Devant le silence intrigant des autorités tunisiennes sur l’affaire de l’activiste algérien Slimane Bouhafs qui aurait été livré à Alger le 25 Août courant, 34  organisations nationales, dont notamment la Ligue tunisienne de défense des droits de l’homme, le Forum tunisien des droits économiques et sociaux et le Syndicat National des Journalistes Tunisiens, ont  estimé que la Tunisie a « violé encore une fois ses obligations internationales sur la protection des réfugiés ».

Elles ont rappelé, dans un communiqué rendu public, que Bouhafs, qui se trouvait en Tunisie, avait disparu dans « des circonstances mystérieuses ». Selon le communiqué, « des témoins oculaires ont rapporté que des voitures avec des plaques d’immatriculation inconnues sont arrivées, le 25 août à son domicile et l’ont emmené vers une destination inconnue ».

Le communiqué précise que « Slimane Bouhafs est venu en Tunisie, où le Haut-Commissariat aux Réfugiés lui a accordé le statut de réfugié sous le numéro 255-15C0059, valable jusqu’en septembre 2022 ».

Les organisations signataires ont, également, fait part de leur « indignation » devant ce qu’elles considèrent « le dangereux précédent créé par l’Etat tunisien », suite à l’extradition du réfugié qui, pourtant, bénéficie « d’une protection internationale aux autorités de son pays, qui le poursuivent sur ses positions politiques ».

Elles ont appelé l’Etat tunisien à « respecter ses engagements internationaux dans cette circonstance délicate et à assurer la protection des droits humains et des droits des réfugiés ».

« Les liens avec les pays amis ne doivent pas être établis aux dépens du respect des engagements internationaux qui protègent les droits des réfugiés et prévoient le principe de non-refoulement », ont-elles précisé.

Qui est Slimane Bouhafs?

Slimane Bouhafs, est un algérien de confession chrétienne, aujourd’hui âgé de 53 ans. Il est  président de la coordination de Saint-Augustin des chrétiens en Algérie et militant pour l’autonomie de la Kabylie où il est né.  Il a été condamné en 2016 par un tribunal algérien à trois ans de prison ferme pour des publications sur Facebook «portant atteinte à l’islam et au prophète Mohammed».

Après sa libération il est entré légalement en Tunisie où il a bénéficié de la protection du Haut-Commissariat aux Réfugiés qui lui a accordé le statut de réfugié.
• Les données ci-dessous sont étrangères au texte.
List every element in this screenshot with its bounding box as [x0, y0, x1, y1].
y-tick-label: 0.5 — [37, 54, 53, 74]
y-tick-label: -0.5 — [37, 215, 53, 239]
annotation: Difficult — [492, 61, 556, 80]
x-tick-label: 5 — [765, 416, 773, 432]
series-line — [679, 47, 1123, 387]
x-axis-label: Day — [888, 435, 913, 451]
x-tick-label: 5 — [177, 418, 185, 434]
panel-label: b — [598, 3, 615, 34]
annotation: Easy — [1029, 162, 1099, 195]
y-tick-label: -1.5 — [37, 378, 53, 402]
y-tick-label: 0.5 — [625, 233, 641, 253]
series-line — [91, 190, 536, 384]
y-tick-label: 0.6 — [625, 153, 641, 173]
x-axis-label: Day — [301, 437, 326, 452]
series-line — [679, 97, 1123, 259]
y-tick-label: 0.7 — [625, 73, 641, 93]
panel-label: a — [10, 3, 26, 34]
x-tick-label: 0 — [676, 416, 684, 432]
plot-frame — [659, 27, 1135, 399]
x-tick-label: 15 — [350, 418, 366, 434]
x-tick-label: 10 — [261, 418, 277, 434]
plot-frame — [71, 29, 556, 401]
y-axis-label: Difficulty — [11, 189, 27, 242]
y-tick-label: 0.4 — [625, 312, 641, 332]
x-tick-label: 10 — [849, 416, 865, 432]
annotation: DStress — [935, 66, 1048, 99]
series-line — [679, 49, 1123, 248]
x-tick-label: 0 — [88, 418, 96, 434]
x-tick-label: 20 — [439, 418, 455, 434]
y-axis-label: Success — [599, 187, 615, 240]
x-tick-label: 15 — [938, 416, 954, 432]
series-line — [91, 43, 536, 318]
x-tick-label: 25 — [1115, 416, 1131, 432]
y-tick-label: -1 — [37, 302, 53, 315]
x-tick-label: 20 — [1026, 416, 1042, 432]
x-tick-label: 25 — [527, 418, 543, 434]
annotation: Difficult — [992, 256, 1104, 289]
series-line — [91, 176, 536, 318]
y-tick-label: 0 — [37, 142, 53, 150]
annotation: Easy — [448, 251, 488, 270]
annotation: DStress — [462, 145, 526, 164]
Les autorités algériennes l’accusent d’être en contact avec Ferhat Mehenni, le président du Mouvement pour l’autonomie de la Kabylie (MAK), contre qui elles sont lancé, le 26 août, un mandat d’arrêt international. Ce mouvement, créé en juin 2001 et basé à Paris, vient d’être classé, en mai 2021, comme « organisation terroriste » par les autorités algériennes qui l’accusent de planifier des actes terroristes et d’être derrière les incendies des forêts qui ont ravagé le nord et du meurtre atroce du citoyen Djamel Bensmaïl, tué par une foule hystérique.

Elle est, également, soupçonnée de recevoir des fonds du Maroc que l’Algérie accuse de soutenir cette organisation et « d’être mêlé à ses visées malveillantes ». D’ailleurs, c’est l’une des raisons qui ont poussé Alger à rompre les relations diplomatiques avec son voisin.

C’est pourquoi les autorités tunisiennes doivent dévoiler les dessous de cette affaire qui risque d’écorner l’image d’une jeune démocratie, soucieuse de respecter les droits humains.  

La Tunisie, doit-on le rappeler, a signé la Convention de Genève de 1951 et son Protocole de 1967 et la Convention de 1984 contre la torture, qui impose de ne pas « renvoyer une personne sous la contrainte.